Mentre gli insetticidi sono la prima causa della morte di massa degli insetti alle nostre latitudini, ai tropici sono gli effetti del riscaldamento globale a causare i maggiori danni. L’evoluzione ha fatto sì che le specie di insetti tropicali fossero adatte a un clima sostanzialmente stabile, riducendo la loro capacità di adattarsi ai cambiamenti. Il riscaldamento climatico sta portando a eventi estremi ai tropici e a sbalzi nella temperatura media, con conseguenze per gli insetti abituati a condizioni più stabili.

Sánchez-Bayo ha spiegato che negli ultimi 25-30 anni “è scomparso l’80 per cento di tutta la biomassa di insetti”, un dato allarmante e che mostra quanto la riduzione nel numero di questi animali sia un problema globale. Gli insetti non solo fanno parte della catena alimentare, ma con le loro attività sono essenziali per la riproduzione delle piante, per mantenere ricco di sostanze nutritive il suolo per le coltivazioni e per riciclare i nutrienti. Senza di loro probabilmente non potremmo esistere e la Terra sarebbe un posto molto diverso da cosa è diventata.
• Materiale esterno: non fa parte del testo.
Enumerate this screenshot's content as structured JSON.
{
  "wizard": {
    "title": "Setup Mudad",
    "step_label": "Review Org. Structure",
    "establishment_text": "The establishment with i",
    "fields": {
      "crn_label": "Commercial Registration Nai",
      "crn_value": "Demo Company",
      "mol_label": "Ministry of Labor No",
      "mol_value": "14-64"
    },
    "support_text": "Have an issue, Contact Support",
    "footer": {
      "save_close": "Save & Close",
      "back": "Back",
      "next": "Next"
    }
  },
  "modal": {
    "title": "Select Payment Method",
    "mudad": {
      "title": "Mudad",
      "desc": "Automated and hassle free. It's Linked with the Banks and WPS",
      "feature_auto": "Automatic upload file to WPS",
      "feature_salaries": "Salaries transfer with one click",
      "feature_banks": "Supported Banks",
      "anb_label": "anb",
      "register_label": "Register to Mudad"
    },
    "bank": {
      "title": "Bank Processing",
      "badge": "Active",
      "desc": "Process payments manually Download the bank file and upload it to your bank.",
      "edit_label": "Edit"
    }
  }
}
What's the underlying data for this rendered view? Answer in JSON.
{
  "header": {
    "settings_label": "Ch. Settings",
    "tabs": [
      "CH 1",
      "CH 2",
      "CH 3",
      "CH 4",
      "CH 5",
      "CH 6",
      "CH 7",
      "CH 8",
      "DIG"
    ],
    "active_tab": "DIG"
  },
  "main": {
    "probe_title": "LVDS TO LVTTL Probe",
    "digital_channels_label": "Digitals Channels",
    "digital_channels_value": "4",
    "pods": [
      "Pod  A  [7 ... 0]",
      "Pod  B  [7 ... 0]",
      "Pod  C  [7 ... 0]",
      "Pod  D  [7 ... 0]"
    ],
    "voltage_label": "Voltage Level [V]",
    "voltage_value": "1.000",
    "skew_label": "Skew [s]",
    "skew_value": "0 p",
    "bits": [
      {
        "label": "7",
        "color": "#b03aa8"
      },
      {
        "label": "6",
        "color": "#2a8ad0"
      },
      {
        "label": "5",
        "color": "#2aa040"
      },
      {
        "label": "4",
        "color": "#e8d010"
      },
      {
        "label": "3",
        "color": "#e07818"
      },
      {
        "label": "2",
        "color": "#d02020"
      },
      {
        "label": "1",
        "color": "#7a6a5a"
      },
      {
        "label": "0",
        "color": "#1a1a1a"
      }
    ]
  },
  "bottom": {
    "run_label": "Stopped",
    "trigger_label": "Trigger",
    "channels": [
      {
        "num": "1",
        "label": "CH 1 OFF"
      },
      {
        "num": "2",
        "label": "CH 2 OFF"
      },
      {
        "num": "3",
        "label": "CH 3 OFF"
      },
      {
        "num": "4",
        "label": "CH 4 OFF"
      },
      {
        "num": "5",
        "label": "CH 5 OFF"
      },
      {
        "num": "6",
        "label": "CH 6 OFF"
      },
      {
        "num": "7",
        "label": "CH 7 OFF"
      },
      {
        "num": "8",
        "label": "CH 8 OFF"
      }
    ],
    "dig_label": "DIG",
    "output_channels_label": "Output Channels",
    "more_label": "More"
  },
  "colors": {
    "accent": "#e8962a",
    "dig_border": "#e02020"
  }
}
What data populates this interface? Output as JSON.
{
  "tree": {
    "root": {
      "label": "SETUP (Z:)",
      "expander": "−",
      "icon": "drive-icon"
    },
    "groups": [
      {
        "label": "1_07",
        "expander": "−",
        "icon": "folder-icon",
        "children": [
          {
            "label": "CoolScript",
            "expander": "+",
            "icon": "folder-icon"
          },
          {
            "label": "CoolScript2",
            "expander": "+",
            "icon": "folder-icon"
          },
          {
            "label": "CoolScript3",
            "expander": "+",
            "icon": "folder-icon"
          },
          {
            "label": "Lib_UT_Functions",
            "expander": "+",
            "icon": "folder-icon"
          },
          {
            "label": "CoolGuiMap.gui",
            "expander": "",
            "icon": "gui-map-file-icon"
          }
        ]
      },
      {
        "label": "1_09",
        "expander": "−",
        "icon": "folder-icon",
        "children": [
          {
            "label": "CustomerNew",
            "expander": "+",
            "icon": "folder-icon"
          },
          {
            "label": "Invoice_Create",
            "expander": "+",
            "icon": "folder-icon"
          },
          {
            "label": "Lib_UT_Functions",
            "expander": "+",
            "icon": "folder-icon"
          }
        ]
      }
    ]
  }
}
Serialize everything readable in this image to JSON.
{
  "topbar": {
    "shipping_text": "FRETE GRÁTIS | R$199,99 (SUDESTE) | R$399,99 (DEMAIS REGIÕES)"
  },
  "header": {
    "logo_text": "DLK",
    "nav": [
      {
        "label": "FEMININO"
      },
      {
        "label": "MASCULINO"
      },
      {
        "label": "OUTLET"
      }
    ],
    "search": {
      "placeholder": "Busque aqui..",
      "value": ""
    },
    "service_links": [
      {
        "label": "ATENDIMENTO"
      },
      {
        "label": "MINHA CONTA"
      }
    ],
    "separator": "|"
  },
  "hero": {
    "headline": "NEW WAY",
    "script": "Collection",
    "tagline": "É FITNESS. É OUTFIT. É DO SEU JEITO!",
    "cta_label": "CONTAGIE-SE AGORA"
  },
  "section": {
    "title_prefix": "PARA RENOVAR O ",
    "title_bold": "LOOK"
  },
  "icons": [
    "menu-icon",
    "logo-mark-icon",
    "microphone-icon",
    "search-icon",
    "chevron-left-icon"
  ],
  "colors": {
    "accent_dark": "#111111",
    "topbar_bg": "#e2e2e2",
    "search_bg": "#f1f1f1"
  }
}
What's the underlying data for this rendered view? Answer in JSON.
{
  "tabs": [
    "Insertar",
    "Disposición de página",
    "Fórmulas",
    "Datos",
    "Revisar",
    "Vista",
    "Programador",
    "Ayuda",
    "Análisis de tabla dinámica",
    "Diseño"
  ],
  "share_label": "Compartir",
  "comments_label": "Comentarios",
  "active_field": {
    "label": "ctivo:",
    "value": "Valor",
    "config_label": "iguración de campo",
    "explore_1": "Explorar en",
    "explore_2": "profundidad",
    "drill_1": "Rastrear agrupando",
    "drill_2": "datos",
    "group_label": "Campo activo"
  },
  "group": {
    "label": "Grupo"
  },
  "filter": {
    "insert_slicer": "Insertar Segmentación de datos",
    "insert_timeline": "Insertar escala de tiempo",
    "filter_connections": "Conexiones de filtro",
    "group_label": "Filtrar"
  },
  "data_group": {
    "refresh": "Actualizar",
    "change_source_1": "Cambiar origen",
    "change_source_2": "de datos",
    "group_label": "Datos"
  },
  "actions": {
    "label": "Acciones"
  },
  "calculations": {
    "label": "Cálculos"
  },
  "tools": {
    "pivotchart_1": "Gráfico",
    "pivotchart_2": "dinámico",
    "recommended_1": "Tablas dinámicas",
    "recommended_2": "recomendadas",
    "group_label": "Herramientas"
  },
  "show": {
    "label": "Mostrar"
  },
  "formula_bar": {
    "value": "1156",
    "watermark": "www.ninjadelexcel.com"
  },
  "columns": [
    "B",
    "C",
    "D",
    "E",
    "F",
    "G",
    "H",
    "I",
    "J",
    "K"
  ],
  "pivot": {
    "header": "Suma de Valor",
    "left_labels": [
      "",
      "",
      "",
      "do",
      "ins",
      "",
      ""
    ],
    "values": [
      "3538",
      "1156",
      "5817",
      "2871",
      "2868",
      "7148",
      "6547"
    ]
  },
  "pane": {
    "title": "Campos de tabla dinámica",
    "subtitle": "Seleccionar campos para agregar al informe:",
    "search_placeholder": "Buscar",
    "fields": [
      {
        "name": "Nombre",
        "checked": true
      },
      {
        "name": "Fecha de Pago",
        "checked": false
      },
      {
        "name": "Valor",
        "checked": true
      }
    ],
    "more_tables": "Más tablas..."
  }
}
La scomparsa degli insetti sembra portare nuove conferme alla teoria della sesta estinzione di massa, di cui parlano da tempo numerosi ricercatori. Si stima che nella storia del nostro pianeta ce ne siano già state cinque, ma che questa sia la prima a non avere dirette cause naturali, ma l’attività dell’uomo. Da quando si sono sviluppate le prime civiltà, gli esseri umani sono stati la causa della perdita di circa l’83 per cento delle specie animali selvatiche. Solo negli ultimi 50 anni, le popolazioni di mammiferi, uccelli, rettili e pesci sono diminuite del 60 per cento.